Aengus Kelly: Well, I mean, they all vary, of course, and I’m not trying to be evasive. A new aircraft lease on day one, of course, that’s when you have your smallest margin because the capital cost, the debt attributed to it at a very high level. I would say at the moment, though, for aircraft — new aircraft that we’re leasing or aircraft that we’re extending, both of them are seeing the same type of rental — of upward rental pressure. I wouldn’t say you differentiate much between the two, where we held back quite a number of aircraft to lease. And you saw that we did some large transactions were announced recently on new technology assets and similar on the extensions across the board, you will see the same levels, as I said.
Vincent Caintic: Great. That’s helpful. And then just a second quick question on the guidance. So for the $9.50 doesn’t include any implied fourth quarter gains, but if you could talk about the pipeline, I think I heard $2.5 billion to $3 billion of sales of that number came up and is the recent trend of over 20% gain on sale margin. Is that continued to be achievable going forward?
Pete Juhas: Sure. So first, in terms of the volume, we have about $420 million of assets held for sale at the end of September. And so as I said, I think it will be somewhere between 2.5% and 3% for the full year, depending on when some of those close. In terms of the gain on sale margins, if you look back at the kind of long history of the Company, I mean, every year, basically, we have generated gains of typically, those have been in the range of 8% to 10%. If you look back over the last 15 years, obviously, this year, they’ve been running at higher levels, and I think that’s a function — it’s a function of three things, really, Vincent. It’s a function of the environment where we see the strong demand that Gus has mentioned across the board, whether that’s for leasing or for sales, but it’s also a function of the assets that we’re selling and the buyers.
And I think in terms of the assets that we are selling, this quarter, they tended to be a little bit older, on average about 17 years old. So that can push up the margin in some cases. But overall, I’d say we would expect to continue to run at kind of levels that are above historical ones.
Aengus Kelly: And it’s just as Pete said, there historically for the last 15 years, you’re running at circa 10% gain on sale margin. But that gain, I’d say, on an equity basis, on a levered equity basis, is about 133% of our book equity.
Operator: We’ll take our next question from Jordan Lyonnais with Bank of America.
Jordan Lyonnais: Good afternoon. I just had a quick question on the lease extensions. Are you guys seeing any differences in the 80% affecting the age of the fleet that could be released? And then also to — on those older ones, is there still a strong market for selling that?
Aengus Kelly: Yes. And I mean, look, there’s — it’s across the board. You’re not really extending younger aircraft, to be honest. I mean the youngest aircraft that will come off at least to be 12 years old. So the majority of what we’re extending it into the teens in terms of age. So it’s pretty much across the board. And as you’ve seen, we sold a lot of assets during the quarter made predominantly older aircraft.
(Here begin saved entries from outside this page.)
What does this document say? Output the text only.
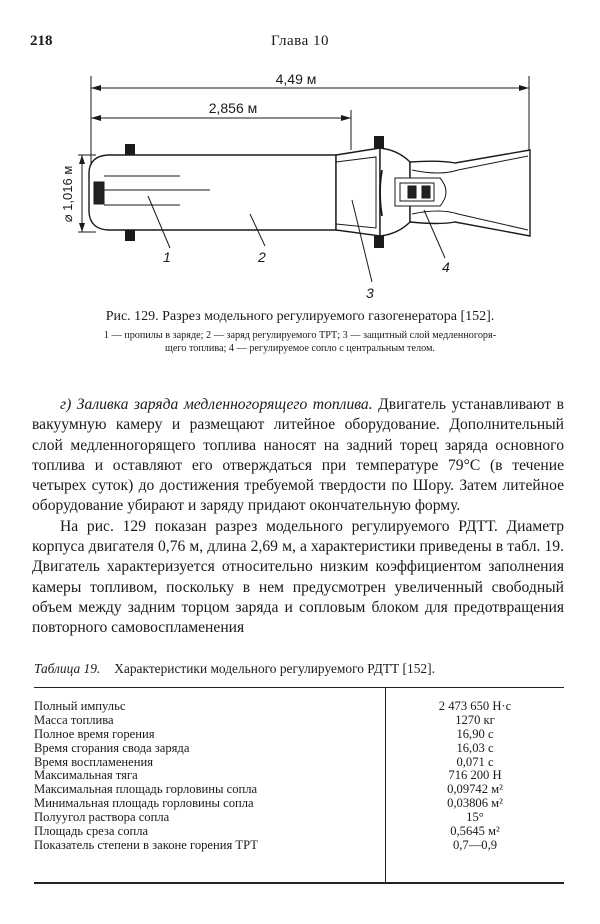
218	Глава 10
4,49 м
2,856 м
⌀ 1,016 м
1	2
3
4
Рис. 129. Разрез модельного регулируемого газогенератора [152].
1 — пропилы в заряде; 2 — заряд регулируемого ТРТ; 3 — защитный слой медленногоря-
щего топлива; 4 — регулируемое сопло с центральным телом.

г) Заливка заряда медленногорящего топлива. Двигатель устанавливают в вакуумную камеру и размещают литейное оборудование. Дополнительный слой медленногорящего топлива наносят на задний торец заряда основного топлива и оставляют его отверждаться при температуре 79°C (в течение четырех суток) до достижения требуемой твердости по Шору. Затем литейное оборудование убирают и заряду придают окончательную форму.

На рис. 129 показан разрез модельного регулируемого РДТТ. Диаметр корпуса двигателя 0,76 м, длина 2,69 м, а характеристики приведены в табл. 19. Двигатель характеризуется относительно низким коэффициентом заполнения камеры топливом, поскольку в нем предусмотрен увеличенный свободный объем между задним торцом заряда и сопловым блоком для предотвращения повторного самовоспламенения

Таблица 19. Характеристики модельного регулируемого РДТТ [152].
Полный импульс
Масса топлива
Полное время горения
Время сгорания свода заряда
Время воспламенения
Максимальная тяга
Максимальная площадь горловины сопла
Минимальная площадь горловины сопла
Полуугол раствора сопла
Площадь среза сопла
Показатель степени в законе горения ТРТ
2 473 650 Н·с
1270 кг
16,90 с
16,03 с
0,071 с
716 200 Н
0,09742 м²
0,03806 м²
15°
0,5645 м²
0,7—0,9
As has been the case for the last 15 years, most of what we sell is older than the average age of the book. And I don’t see that changing much as we go forward, as I’ve referenced in prior quarters. And to my earlier comments on this call, the airlines know there is going to be delayed for years and years into the future.
That’s why the extensions are so long dated in nature. And also why so many of our sales of aircraft over the last 12 months have been to airlines, and though average age of those aircraft getting sold to the airlines is over 15 years of age. So they know that this isn’t just a one- or two-year problem. As I said before, if it was that they would just be asking me and paying up for short-term extensions, but they know that’s not the case.
Operator: This does conclude the question-and-answer session. I will now turn the call back over to Gus.
Aengus Kelly: Thank you, operator, and thank you all for joining the call. This was our record quarter in our history for earnings. During the year, we’ve had a record level of buybacks. With the new authorization, we’ll have bought back almost 20% of the business. As I mentioned, we’ve been in the 99% on the S&P 500 for buybacks. And vitally, we did that without borrowing money. In fact, AerCap delevered while it did it and also grew its balance sheet the large overhang that we faced at the beginning of the year from GE with a 46% stake is now down at 14%. And so, as we look forward with the challenges facing the supply chain in the industry and our own position as being the largest marginal supplier of aircraft and engines in the world, we feel very positive about the outlook for the Company in the long term. Thank you very much, operator, and thank you for joining us.
Operator: This does conclude today’s presentation. You may now disconnect.